Keeping the Heart Soft and Supple
Open up your heart and see. Is your heart filled with hate? Arrogance? A dominant love for worldly pleasures? Have you made space for the love of Allah SWT, the Qur’an, the sunnah, the deen? We, as human beings, tend to be swayed easily by the emotions which lie in our hearts. We tend to become distracted by this dunya, the advancements we can make in our career, the investments we can make to maximize wealth, the entertainment that we so enjoy, etc. There is no problem with caring about any of these things. The problem lies in a grave attachment towards these worldly, materialistic things. An attachment so grave that it blackens the heart so that it is too easy to be lacking in good deeds, to fail to increase a love for Allah and the words of the Qur’an.

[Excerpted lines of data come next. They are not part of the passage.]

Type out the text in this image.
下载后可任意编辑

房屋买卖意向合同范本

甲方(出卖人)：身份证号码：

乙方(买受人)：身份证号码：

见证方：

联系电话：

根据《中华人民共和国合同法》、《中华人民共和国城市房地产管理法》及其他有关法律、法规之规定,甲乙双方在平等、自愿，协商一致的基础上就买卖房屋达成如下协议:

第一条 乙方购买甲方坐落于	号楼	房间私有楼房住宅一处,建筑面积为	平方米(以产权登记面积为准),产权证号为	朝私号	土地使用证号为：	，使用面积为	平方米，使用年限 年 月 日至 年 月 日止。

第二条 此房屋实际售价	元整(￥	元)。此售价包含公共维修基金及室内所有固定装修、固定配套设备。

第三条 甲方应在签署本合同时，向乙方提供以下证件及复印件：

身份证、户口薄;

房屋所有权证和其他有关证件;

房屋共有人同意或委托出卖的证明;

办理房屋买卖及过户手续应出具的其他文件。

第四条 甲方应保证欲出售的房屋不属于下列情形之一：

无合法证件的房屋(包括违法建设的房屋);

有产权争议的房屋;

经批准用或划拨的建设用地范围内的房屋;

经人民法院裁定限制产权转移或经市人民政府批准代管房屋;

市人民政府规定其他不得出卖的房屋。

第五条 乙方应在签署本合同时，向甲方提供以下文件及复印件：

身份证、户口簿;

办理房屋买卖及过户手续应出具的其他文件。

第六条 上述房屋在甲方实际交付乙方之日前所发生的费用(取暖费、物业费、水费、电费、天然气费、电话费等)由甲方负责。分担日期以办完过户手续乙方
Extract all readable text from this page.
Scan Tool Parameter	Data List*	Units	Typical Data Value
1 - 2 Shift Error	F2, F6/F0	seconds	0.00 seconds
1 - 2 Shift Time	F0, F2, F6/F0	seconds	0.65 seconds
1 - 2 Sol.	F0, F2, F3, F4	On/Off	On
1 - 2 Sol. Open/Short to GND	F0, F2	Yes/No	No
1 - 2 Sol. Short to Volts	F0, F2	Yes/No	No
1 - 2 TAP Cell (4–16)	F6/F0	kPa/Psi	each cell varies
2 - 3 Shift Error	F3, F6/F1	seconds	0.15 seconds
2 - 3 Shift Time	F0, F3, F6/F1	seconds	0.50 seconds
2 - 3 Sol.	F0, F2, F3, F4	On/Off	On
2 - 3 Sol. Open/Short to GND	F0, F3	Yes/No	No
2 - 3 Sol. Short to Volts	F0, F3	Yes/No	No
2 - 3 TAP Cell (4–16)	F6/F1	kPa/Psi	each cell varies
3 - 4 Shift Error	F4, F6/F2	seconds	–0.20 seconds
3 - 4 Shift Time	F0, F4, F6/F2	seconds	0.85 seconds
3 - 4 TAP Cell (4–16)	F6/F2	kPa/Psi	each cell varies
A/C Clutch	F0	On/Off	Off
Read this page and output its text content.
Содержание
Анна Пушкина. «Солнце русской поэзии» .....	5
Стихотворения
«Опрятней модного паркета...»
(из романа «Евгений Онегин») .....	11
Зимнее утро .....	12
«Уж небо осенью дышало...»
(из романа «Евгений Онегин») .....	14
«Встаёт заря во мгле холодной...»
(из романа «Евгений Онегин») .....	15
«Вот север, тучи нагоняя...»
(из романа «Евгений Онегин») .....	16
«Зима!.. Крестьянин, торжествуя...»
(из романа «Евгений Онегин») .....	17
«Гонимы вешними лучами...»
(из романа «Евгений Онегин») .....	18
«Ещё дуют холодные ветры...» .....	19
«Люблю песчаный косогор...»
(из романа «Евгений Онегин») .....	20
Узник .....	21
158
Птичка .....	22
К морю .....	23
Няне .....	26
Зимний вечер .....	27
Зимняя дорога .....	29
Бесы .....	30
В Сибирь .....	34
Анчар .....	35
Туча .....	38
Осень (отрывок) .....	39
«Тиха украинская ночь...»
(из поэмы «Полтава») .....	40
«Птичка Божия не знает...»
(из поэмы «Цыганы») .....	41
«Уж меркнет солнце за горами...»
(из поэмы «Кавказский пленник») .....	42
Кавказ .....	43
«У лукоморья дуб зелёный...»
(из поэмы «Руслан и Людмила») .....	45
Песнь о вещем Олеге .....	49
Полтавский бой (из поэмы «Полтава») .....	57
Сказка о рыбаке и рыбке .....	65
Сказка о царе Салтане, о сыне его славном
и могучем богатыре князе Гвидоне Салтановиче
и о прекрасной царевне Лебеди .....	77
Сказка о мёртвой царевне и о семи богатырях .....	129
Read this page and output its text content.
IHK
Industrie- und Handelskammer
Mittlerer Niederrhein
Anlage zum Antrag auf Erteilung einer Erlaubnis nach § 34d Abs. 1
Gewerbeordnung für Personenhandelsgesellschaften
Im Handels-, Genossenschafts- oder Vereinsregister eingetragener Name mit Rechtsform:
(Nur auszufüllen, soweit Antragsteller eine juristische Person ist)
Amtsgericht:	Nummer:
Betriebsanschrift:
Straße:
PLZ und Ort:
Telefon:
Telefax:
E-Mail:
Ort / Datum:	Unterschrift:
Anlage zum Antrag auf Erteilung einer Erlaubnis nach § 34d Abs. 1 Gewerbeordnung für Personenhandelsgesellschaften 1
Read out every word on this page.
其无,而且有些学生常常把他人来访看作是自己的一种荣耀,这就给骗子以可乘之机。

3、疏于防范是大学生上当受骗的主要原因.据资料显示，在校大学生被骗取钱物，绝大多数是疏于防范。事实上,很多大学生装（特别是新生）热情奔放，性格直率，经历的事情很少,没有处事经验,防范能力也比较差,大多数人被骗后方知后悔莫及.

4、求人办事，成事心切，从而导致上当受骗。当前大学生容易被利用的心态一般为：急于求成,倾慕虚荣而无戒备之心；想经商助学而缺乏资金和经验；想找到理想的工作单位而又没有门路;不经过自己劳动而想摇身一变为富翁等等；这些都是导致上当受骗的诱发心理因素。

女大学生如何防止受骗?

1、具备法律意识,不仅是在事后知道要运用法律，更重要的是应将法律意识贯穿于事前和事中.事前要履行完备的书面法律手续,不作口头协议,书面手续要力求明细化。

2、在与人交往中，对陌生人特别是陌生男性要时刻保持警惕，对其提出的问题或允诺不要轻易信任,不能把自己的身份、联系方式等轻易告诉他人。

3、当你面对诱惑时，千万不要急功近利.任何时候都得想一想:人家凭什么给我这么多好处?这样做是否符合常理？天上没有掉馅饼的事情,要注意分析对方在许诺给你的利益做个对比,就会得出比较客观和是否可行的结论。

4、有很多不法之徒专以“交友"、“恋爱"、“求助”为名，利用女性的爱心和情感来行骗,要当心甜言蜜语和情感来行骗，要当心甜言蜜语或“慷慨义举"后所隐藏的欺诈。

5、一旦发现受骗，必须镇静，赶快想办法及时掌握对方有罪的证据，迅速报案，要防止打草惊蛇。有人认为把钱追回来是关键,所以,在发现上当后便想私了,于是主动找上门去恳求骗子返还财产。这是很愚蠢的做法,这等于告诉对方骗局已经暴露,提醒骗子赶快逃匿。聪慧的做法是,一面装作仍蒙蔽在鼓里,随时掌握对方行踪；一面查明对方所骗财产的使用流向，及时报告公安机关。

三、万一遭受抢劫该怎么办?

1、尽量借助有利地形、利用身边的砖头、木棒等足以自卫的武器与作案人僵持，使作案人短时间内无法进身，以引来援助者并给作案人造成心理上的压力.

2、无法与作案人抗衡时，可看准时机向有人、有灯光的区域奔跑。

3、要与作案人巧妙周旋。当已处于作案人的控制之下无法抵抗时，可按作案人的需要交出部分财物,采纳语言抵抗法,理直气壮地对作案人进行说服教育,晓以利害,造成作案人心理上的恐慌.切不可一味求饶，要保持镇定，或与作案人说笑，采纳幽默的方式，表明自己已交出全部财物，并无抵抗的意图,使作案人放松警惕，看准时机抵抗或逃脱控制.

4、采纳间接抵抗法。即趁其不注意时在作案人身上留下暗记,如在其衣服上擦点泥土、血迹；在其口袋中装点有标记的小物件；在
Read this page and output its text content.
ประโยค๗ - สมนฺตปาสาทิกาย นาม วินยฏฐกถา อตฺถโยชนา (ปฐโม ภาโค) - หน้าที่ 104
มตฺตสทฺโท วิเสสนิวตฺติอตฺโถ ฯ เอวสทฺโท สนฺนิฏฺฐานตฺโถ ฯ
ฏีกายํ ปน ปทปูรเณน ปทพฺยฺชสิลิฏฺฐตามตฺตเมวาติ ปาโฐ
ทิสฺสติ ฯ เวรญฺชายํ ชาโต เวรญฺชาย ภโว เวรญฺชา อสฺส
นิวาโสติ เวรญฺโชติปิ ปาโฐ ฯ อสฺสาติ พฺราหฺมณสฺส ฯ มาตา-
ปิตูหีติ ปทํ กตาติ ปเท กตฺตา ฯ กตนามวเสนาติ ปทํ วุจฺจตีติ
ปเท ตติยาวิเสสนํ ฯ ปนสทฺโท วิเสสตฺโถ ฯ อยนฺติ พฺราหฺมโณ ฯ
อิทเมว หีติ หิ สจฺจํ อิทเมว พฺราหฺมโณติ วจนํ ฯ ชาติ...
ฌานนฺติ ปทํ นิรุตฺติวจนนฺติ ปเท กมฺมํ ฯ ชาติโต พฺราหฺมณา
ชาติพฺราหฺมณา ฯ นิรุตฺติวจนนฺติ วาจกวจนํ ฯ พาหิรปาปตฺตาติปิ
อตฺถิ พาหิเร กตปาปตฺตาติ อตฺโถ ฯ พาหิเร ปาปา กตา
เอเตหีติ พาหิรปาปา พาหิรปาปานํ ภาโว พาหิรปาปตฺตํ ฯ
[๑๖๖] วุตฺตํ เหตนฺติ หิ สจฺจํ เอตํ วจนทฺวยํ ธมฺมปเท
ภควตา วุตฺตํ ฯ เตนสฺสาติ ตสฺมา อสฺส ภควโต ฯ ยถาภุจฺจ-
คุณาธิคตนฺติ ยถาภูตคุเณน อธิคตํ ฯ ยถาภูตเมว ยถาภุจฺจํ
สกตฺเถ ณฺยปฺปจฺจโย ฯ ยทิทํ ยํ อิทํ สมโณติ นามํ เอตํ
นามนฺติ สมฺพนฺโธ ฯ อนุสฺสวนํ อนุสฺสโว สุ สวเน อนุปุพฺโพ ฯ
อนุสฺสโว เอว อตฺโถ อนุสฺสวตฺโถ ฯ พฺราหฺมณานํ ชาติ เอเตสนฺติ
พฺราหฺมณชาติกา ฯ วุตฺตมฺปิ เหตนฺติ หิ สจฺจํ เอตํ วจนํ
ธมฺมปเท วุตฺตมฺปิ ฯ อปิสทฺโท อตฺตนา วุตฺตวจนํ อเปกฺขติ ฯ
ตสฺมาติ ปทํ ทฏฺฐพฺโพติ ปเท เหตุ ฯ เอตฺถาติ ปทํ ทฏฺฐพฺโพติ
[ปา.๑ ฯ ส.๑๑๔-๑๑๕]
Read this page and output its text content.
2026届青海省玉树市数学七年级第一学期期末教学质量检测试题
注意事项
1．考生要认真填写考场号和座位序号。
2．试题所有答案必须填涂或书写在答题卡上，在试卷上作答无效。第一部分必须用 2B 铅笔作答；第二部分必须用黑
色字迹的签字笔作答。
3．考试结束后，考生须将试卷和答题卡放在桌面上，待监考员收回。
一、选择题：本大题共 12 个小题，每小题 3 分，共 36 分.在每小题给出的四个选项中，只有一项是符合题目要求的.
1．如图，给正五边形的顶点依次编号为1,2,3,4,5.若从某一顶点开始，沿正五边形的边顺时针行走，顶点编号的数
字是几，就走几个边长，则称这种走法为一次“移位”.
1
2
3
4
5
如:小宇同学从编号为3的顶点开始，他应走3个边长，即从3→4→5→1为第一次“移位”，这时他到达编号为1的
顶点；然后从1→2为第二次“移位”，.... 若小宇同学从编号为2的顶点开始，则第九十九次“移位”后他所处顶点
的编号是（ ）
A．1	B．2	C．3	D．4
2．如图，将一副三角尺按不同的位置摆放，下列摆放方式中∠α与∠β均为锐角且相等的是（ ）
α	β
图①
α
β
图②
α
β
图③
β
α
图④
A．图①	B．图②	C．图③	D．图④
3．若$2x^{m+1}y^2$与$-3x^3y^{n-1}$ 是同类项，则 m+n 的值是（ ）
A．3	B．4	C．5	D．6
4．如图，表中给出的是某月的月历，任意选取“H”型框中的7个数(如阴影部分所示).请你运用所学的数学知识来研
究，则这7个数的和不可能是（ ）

In order to engage in goodness, strengthen our relationship with Allah, and absorb the truth, our hearts must remain soft and supple. In Surah al-Baqarah, Allah SWT says, “Then your hearts become hardened after that, being like stone, or even harder. For indeed, there are stones from which rivers burst forth. And there are some of them that split open and water comes out, and there are some of them that fall down from the fear of Allah. And Allah is not unaware of what you do” (Qur’an 2:74). In this ayat, Allah is speaking to the Bani Isra’il and describing how their hearts had become hardened after many rejections of the message of Islam. The fact that their hearts had become even harder than rock shows how devastating the effects of turning away from the truth can be.
In ayat 7 of Surah al-Baqarah, Allah SWT says, “Allah has set a seal upon their hearts, and upon their hearing and over their vision is a veil. And for them is a great punishment” (Qur’an 2:7). Our hearts must not be sealed. They must be expanded and open to learn the message of Islam, to expand in humility, and to be willing to search and accept the truth. Ignorance closes hearts and knowledge opens it.
Hearts can change. Yes, they can become hardened, but they can also be softened. Yes, they can be sealed, but they can also be expanded. We must ensure that our hearts are at the right place, especially in times of hardship; and we must always remember that Allah SWT is the Most Forgiving and the Most Merciful. Some methods to ensure a healthy spiritual heart is by performing actions that strengthen our relationship with Allah SWT like making dhikr, praying, reading Qur’an, attaining Islamic knowledge, giving charity, and making du’a. This goes hand in hand with developing and acting at all times out of good character. May Allah SWT allow us all to carry pure, soft hearts filled with all wisdom, humility, compassion, and a love for Allah SWT. Ameen.